私は、そもそもライフシフトとは従来の会社員的生き方の『枠』から逸脱しようというアクションであり、その仕方は人によって異なるのが当然だと考えています。したがって、そこにあらためて『型』を見出すのは難しいし、その必要もないのではないかと思っているのです。
例えば海の生きものを例に取ると、彼らは本当に多種多様で共通の『型』はありません。逆にそれだからこそ、私たちは海の生き物たちひとつひとつの生態や個性に興味を覚えます。
我々人間についても全く同じことが言えるのではないか、というのが私自身の「ライフシフト図鑑」の設計思想であり、ライフシフトのサンプル集らしくタイトルに「図鑑」とつけました。
シリーズが続くほどに様々な生き方のサンプルがカオス的に広がっていくことをイメージしながら作っています。YouTubeチャンネルをご覧頂く皆さんには、ライフシフターたちの多様な生き方のいずれかに興味や関心、できれば共感を覚えて頂けたら嬉しいです。
写真:「正々堂々と、迷う機会が与えられたことに感謝したい」と語る小川滋さん
https://www.youtube.com/watch?v=B3tziRXEl7k
ライフシフト的生き方は伝染する!
そんなライフシフト図鑑ですが、その社会的インパクトについてはまだ未知数といったところです。その理由として関係者が異口同音に挙げるのが、登録者数と再生回数の少なさ。登録者数はまだ数百で、立ち上がったばかりということを差し引くとしても、登録者数を増やすことは喫緊の課題です。
しかし数字には表れないものの、今回の取材を通じてこの動画が世の中に影響を与え始めている様子も少しずつ見えてきました。まずは取材を受けた皆さんの声です。
「仕事の相談はないですが、『学ぶことが好き、教えることも好き』という姿勢に共感したと言ってくれる人は少なからずいました。他にもサロンにお誘い頂いたり、読書会登壇のお声がけを頂いたり……これも仕事といえば仕事ですね」(京井さん)
「仲間うちの会食で『文化人だね』と、いい意味で?いじられました(笑)」(小川さん)
さらに取材を受けたメンバーからは、ビジネスでアプローチする相手にこの映像を見せられる、名刺交換した相手にリンクを送りたいなど、動画は自己紹介ツールとして使えるという声も聞かれました。
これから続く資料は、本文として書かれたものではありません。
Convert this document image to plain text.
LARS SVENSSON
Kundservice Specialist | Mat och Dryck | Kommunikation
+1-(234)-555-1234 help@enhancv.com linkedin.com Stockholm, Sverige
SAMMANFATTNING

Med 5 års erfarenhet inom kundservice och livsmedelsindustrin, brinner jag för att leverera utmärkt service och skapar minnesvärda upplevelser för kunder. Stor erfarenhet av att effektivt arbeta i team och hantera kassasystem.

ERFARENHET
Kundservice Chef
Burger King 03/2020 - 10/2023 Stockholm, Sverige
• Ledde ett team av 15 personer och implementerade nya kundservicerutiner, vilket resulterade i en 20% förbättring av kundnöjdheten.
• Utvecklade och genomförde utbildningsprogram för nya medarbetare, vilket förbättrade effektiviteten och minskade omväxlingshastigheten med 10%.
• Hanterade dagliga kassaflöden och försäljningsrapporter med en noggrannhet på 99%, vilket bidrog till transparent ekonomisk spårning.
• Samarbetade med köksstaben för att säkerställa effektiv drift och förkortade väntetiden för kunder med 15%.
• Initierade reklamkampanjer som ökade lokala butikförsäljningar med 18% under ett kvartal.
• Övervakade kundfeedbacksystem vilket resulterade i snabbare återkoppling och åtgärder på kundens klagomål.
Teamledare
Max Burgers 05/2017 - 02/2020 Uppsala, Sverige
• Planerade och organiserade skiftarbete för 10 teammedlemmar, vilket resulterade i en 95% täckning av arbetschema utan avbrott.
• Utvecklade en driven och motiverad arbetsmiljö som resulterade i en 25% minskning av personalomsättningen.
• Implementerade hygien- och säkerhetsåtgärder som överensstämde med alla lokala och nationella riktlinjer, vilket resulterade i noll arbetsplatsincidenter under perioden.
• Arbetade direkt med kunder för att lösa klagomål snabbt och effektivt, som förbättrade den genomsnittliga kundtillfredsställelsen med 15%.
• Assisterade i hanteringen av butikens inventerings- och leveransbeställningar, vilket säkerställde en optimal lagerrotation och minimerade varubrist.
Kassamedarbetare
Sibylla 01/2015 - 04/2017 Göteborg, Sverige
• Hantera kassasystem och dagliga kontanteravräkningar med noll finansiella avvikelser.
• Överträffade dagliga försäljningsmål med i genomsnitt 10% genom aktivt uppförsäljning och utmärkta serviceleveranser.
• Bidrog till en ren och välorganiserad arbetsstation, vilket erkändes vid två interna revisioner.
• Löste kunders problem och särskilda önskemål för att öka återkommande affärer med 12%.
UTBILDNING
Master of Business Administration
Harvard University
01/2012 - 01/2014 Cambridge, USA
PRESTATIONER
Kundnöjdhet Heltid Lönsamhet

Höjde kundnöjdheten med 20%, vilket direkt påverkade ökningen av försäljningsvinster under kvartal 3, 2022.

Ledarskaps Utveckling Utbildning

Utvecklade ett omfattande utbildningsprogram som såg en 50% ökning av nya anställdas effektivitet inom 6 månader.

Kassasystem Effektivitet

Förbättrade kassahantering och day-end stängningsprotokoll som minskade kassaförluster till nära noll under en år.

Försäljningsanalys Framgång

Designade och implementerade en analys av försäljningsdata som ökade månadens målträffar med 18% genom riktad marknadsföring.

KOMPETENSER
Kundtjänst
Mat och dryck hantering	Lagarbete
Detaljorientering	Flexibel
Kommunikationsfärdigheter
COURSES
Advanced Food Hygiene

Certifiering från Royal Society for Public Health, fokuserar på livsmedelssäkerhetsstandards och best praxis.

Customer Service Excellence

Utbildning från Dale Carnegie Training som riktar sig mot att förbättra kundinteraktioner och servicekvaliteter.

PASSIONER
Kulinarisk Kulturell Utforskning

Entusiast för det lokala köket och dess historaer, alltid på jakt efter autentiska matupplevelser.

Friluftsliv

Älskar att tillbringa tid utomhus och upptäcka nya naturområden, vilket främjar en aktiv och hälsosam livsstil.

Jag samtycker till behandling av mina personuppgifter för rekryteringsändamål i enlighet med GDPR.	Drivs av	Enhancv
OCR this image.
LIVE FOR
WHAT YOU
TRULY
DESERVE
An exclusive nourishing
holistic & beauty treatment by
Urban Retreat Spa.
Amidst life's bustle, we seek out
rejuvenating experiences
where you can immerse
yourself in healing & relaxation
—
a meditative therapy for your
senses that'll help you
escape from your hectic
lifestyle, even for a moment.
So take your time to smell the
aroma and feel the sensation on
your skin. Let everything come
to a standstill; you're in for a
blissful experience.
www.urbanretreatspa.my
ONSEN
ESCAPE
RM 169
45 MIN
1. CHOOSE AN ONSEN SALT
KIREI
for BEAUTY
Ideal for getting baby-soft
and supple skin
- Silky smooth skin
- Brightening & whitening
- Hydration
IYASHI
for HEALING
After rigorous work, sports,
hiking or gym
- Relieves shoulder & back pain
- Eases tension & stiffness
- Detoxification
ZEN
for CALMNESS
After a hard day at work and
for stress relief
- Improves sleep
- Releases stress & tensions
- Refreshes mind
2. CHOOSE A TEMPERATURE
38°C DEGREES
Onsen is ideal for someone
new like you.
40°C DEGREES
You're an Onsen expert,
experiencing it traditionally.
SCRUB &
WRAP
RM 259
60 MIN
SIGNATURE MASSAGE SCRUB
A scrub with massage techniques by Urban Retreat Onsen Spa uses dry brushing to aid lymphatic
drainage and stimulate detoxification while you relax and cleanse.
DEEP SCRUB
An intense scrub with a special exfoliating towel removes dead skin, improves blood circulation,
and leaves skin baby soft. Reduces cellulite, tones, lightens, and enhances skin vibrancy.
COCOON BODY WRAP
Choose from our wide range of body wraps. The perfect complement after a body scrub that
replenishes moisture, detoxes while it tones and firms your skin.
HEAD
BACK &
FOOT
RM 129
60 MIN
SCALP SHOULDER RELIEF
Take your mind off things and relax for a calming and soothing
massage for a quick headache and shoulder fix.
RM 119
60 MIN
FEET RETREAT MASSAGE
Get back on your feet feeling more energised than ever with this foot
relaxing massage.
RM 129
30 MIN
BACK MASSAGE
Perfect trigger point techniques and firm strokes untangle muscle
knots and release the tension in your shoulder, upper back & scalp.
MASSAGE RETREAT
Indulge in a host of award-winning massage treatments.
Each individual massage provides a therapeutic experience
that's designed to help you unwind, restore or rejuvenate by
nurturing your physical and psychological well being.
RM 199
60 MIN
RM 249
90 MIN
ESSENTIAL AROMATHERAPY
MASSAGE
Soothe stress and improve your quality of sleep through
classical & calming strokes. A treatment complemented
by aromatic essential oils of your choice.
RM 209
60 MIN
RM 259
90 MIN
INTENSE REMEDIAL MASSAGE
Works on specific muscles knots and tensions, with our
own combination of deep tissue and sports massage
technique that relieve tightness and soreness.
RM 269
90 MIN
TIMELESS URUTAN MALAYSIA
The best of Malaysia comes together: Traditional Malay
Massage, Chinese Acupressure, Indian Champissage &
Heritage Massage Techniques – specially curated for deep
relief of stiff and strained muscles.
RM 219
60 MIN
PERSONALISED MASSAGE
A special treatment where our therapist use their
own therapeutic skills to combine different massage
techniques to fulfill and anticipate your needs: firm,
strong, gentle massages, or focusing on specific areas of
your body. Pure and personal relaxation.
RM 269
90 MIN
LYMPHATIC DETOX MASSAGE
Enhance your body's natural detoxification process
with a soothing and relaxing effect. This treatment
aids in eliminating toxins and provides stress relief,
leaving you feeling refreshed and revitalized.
この動画の影響についてもっとも語ってくれたのは、取材に立ち会い内容を精読した制作スタッフの皆さんでした。
NH広報担当の川前志穂さんは、ウォーマックさんの「あの世にもっていけるのは思い出だけ」という言葉が強く印象に残っています。
「あんなに可愛らしくさらっとお話されましたけど、結構なライフシフトを何度もされてますよね。山火事が究極の『モノの断捨離』をしてくれたけど、それ以前からモノやコトに執着せず、常に自分の幸せやワクワクを選択できる感覚をお持ちだったのだと思います。でも私がもしウォーマックさんほどの経歴をもったら、絶対に過去に執着すると思うんです」
制作の早瀬さんと川口さんにとっては、小川さんのコメントが非常に印象的でした。
「小川さんにライフシフトとは?という質問を投げかけたところ、笑顔で『迷う贅沢』と回答を頂いた、その言葉に強く共感しました。様々な制約から離れ、現在は自分のしたいことをゆっくりと『迷える』機会を噛み締めている小川さんの言葉は、その機会があったら大切にしようと感じさせてくれるものでした」
ライフシフト的生き方の「リアル」を記録し、図鑑化することで、それに共感し、実践する人を増やしていきたいというこのプロジェクトは、ゆっくりと、しかし確実に反響を呼び始めているようです。
ライフシフトとは、自分の人生の中に隠れている「宝もの」を探し出す生き方です。 YouTubeチャンネルをご覧頂く皆さんにも、ご自身の人生の中で「自分ならではの宝」探しを楽しんで頂けたら何よりですし、ライフシフト図鑑が微力ながらそのきっかけになることを、制作チームは願っています。